A chegada de Abbas ao Brasil está programada para quinta-feira (30), segundo informações da embaixada da Palestina em Brasília. Na sexta-feira (31), ele fará o lançamento da pedra fundamental da nova sede da representação diplomática de seu país, que será construída em terreno doado pelo governo brasileiro. O secretário-geral da Câmara de Comércio Árabe Brasileira, Michel Alaby, vai representar a entidade na cerimônia.
A agenda ainda não está fechada, mas o presidente palestino deverá ter reuniões bilaterais com outros líderes que vão estar na capítal brasleira para a posse de Dilma.
Esta será a segunda visita de Abbas ao Brasil. Ele esteve no país em novembro de 2009, e Lula retribuiu a visita em março deste ano, quando esteve em Belém e Ramallah, na Cisjordânia.
A viagem do presidente da ANP ocorre em um momento em que as negociações de paz entre palestinos e israelenses estão paralisadas. Hoje, o principal impasse é a relutância do governo de Israel em suspender a autorização para construção de imóveis por colonos em áreas ocupadas na Guerra dos Seis Dias, de 1967, especialmente em Jerusalém Oriental.

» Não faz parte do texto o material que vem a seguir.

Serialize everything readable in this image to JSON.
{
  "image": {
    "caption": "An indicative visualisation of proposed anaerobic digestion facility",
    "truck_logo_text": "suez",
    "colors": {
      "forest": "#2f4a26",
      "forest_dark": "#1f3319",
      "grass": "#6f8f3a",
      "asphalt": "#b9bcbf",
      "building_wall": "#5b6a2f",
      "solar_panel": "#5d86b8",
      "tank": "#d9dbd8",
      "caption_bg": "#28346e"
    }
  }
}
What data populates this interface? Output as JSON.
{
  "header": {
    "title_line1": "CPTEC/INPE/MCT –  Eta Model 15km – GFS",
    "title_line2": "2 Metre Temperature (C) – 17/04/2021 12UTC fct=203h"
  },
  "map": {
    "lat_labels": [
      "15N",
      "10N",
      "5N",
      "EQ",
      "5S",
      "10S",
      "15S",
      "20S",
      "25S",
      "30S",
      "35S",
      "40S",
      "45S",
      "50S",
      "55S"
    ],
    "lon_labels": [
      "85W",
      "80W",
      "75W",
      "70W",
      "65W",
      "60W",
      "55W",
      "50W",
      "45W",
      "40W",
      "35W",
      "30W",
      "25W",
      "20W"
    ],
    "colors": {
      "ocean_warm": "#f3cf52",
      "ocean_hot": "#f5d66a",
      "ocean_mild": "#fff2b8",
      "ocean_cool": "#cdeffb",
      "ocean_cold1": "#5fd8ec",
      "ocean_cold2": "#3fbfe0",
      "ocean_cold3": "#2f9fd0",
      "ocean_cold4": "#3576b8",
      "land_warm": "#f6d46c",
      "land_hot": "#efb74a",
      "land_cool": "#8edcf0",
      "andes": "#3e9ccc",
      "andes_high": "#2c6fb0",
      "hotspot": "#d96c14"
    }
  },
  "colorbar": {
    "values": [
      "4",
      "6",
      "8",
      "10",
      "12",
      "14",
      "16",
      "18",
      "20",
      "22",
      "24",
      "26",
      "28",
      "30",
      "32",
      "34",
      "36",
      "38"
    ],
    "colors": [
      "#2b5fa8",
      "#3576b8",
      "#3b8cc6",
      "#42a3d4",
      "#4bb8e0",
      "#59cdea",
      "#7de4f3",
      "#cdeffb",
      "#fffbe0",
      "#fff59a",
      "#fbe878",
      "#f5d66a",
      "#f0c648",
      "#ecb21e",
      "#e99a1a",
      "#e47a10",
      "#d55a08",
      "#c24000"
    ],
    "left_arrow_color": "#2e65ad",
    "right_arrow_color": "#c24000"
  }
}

O Brasil buscou durante o governo Lula uma maior participação na mediação do conflito e defende a criação do Estado Palestino de acordo com as fronteiras anteriores a 1967, quando a Cisjordânia, incluindo a parte oriental de Jerusalém, estava sob domínio árabe.
A posição brasileira sobre o reconhecimento do Estado Palestino foi seguida pela Argentina e a Bolívia, que também defendem as fronteiras anteriores à Guerra dos Seis Dias, que é a posição da Organização das Nações Unidas (ONU).
A defesa da criação do Estado Palestino não impede, porém, que o Brasil mantenha boas relações com Israel. Prova disso é a visita que o presidente israelense, Shimon Peres, fez ao Brasil, também em novembro de 2009, retribuída por Lula na mesma ocasião em que ele esteve na Cisjordânia; além do acordo de livre comércio assinado pelo Mercosul e Israel, o primeiro do gênero firmado pelo bloco sul-americano fora da América Latina. Vale lembrar que Brasil e Argentina são os maiores sócios do bloco.
O Brasil tem dado também ajuda humanitária e financeira para projetos na Palestina, principalmente após o ataque israelense à Faixa de Gaza no início do ano passado. Há ainda empenho do governo e de entidades privadas na promoção das relações econômicas e comerciais.